Ebola disrupts Liberia birth records, poses trafficking threat-un
Aug 11, 2015 The U.N. children’s agency UNICEF recently revealed that the Ebola outbreak has disrupted to a great proportion of birth registrations in Liberia, due to the closure of several health facilities. This situation effectively leaves thousands of children without citizenship and exposes them to the dangers of being trafficked or illegally adopted
According to UNICEF, the number of birth registrations fell from 79,000 in 2013 to 48,000 in 2014 and only 700 children had their births registered between January and May this year.

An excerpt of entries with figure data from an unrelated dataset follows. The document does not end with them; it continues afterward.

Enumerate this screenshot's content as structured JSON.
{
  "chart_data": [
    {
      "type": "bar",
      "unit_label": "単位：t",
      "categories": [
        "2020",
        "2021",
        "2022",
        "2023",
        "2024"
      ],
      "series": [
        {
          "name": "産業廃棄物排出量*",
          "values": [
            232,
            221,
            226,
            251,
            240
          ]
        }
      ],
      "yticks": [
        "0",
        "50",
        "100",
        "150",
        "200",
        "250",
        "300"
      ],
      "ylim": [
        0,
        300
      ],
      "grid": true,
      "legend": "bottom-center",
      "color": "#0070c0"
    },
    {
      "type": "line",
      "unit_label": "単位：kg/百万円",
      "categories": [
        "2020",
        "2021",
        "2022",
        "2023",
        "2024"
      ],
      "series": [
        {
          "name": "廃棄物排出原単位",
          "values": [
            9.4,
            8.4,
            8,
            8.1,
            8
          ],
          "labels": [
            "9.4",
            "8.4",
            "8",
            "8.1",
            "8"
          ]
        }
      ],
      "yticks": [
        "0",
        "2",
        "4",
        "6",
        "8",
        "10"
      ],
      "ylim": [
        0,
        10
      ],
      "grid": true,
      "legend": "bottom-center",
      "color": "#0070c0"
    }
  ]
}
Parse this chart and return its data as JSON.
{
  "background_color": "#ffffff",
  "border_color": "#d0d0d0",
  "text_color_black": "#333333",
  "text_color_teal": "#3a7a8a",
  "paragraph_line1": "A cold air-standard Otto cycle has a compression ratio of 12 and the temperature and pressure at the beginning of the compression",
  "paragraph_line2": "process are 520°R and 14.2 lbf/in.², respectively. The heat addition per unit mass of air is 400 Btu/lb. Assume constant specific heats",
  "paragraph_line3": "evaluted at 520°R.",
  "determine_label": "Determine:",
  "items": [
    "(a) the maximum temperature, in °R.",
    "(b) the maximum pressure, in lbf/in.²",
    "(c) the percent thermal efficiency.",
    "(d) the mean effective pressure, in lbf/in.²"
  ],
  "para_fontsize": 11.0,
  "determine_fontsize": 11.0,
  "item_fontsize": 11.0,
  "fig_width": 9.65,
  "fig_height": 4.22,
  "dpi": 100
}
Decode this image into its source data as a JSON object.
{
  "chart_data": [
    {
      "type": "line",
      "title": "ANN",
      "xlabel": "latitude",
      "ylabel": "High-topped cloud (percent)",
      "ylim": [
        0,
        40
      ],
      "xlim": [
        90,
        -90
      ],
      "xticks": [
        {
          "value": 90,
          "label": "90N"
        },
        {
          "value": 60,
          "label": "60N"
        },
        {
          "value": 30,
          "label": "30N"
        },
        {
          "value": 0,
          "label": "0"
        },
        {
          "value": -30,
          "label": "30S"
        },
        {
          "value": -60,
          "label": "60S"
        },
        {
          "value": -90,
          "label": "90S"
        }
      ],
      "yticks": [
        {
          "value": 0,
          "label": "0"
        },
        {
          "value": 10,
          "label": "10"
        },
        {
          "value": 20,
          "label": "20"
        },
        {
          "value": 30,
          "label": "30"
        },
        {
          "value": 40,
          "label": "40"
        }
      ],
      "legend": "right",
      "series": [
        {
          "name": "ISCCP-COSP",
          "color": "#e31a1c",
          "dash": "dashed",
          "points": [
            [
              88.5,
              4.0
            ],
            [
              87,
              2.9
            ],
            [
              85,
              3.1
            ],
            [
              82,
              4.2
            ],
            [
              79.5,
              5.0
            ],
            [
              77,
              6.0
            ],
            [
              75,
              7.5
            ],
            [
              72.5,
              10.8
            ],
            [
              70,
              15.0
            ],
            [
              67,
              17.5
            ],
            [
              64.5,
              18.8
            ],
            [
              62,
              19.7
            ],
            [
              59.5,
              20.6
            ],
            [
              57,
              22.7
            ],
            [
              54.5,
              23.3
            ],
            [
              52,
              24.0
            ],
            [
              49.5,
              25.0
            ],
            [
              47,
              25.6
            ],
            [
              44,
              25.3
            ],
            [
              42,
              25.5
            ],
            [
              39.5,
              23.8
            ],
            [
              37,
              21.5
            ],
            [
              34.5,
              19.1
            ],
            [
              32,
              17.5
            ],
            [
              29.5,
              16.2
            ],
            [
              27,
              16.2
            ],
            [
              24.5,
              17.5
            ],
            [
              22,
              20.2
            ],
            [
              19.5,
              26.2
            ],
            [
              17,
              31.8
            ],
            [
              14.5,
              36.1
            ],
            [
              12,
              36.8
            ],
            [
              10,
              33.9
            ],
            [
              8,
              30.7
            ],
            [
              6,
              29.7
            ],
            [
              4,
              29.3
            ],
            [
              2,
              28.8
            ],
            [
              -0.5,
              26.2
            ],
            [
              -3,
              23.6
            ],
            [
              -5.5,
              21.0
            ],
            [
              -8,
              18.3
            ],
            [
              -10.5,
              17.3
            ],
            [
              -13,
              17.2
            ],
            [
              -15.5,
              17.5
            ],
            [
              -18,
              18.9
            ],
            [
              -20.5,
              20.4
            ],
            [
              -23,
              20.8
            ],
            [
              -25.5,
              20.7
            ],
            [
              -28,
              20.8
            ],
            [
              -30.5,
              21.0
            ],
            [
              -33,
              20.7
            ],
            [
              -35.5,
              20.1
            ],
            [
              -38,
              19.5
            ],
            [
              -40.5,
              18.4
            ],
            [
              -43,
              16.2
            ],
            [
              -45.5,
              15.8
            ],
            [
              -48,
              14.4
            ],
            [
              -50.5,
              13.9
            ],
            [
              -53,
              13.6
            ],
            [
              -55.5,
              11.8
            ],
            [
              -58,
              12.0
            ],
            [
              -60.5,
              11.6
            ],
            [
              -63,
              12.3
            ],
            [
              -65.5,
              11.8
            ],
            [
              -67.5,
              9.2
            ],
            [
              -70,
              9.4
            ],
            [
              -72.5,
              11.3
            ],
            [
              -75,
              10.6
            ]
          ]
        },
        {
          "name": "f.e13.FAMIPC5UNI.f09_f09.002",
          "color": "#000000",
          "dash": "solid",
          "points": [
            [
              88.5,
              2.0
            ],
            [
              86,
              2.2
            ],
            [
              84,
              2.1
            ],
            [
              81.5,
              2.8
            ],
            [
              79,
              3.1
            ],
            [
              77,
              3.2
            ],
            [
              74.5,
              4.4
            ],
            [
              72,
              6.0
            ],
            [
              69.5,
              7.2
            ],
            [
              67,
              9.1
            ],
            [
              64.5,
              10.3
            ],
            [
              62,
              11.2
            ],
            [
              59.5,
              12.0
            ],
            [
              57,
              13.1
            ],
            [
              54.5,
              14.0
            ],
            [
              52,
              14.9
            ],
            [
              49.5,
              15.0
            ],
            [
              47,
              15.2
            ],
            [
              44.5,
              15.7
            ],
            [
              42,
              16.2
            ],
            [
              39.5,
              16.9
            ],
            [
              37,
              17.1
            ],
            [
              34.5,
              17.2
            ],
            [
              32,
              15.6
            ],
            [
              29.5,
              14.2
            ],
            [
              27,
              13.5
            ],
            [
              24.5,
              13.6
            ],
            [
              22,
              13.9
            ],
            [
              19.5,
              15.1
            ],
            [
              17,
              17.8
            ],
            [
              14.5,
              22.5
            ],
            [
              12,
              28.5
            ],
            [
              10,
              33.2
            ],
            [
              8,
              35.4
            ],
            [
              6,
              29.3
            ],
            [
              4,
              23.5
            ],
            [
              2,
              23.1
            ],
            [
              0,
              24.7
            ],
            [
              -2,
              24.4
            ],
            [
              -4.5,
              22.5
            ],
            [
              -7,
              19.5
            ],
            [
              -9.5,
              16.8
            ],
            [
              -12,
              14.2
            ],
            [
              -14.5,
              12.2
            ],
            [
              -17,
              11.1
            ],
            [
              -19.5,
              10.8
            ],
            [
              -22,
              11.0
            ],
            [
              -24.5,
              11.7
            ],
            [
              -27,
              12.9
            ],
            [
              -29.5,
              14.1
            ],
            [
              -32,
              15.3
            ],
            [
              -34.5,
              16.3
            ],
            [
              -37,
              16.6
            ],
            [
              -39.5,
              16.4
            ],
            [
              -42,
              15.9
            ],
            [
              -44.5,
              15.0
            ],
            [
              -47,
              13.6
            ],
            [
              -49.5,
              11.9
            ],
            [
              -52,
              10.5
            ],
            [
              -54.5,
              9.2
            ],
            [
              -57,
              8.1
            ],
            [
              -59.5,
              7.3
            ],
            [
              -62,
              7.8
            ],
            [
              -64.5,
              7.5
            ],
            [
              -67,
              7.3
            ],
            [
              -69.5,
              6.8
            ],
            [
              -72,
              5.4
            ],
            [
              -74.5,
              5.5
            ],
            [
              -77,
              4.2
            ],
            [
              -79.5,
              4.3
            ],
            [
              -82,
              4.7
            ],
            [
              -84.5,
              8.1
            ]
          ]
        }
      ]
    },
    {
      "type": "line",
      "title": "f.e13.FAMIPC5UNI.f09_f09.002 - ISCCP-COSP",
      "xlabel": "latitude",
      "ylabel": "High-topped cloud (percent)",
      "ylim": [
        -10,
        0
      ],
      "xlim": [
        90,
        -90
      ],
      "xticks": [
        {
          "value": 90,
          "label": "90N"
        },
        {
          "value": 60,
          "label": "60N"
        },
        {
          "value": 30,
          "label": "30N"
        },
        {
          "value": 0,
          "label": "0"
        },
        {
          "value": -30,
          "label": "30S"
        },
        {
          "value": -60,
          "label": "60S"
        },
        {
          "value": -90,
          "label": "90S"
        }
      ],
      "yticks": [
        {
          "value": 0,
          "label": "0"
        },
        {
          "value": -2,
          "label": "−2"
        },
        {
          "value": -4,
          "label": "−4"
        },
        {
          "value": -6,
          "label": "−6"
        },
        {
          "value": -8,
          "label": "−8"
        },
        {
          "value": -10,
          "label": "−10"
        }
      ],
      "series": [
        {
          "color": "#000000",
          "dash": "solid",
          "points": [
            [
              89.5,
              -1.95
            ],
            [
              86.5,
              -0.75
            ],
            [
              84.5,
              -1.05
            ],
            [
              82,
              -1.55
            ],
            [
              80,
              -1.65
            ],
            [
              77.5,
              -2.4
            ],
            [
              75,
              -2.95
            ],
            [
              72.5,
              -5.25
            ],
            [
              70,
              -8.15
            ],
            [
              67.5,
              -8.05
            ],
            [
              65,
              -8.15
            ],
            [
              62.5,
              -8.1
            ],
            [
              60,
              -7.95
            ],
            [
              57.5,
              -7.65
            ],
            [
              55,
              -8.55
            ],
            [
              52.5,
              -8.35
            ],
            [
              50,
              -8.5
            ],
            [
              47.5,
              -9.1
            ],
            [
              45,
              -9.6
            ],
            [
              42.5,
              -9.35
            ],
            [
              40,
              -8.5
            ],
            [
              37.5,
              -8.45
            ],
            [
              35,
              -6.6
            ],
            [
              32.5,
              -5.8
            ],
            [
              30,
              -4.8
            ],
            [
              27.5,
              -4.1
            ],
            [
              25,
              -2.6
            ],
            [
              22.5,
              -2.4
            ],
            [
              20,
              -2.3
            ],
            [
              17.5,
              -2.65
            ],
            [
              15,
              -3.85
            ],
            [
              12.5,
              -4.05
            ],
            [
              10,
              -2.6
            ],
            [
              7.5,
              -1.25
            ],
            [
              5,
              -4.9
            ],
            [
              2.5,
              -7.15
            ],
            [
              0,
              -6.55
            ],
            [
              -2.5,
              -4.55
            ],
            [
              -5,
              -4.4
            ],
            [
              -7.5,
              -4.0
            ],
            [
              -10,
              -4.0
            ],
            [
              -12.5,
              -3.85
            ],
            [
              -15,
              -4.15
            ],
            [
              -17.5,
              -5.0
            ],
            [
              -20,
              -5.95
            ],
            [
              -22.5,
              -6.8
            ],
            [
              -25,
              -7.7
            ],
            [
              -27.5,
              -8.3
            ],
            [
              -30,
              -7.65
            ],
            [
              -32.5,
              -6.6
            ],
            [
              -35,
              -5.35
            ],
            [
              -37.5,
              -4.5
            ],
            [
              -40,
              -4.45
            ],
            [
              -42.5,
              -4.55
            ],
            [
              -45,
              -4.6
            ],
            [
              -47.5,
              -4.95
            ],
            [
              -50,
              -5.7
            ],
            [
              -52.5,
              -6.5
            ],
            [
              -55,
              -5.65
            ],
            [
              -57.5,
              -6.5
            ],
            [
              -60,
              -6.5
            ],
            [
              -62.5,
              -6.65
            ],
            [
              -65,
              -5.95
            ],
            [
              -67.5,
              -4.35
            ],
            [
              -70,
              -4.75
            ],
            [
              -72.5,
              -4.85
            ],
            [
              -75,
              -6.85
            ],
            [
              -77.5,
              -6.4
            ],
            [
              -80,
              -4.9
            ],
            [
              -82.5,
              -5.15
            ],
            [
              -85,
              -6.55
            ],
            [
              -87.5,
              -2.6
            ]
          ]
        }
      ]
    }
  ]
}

The United Nations Children’s Fund went on to say that it is in the process of revamping the birth registration systems in Liberia ahead of a planned nationwide campaign later this year to reach all children not registered since 2014. This announcement came on the heels of a five-day birth registration and polio vaccination campaign in neighboring Sierra Leone where 250,000 children were registered
Veronica Dixon, a mother of some recently registered children in Bong County, on the outskirts of Monrovia, said:
“It’s important because when you have the child you need to have all the things for them. Maybe you go somewhere and someone asks you, ‘when was the child was born?’ If you don’t know, they’ll give you a hard time. Some people say you can’t come to the hospital for treatment if they don’t know when the child was born. Some don’t know the time. They can only stand there, scratching their heads,”
Liberia was declared Ebola free on May 9 but has now reported several new cases in the past months. Everybody is anxiously anticipating the development of an Ebola vaccine which the WHO recently confirmed is underway.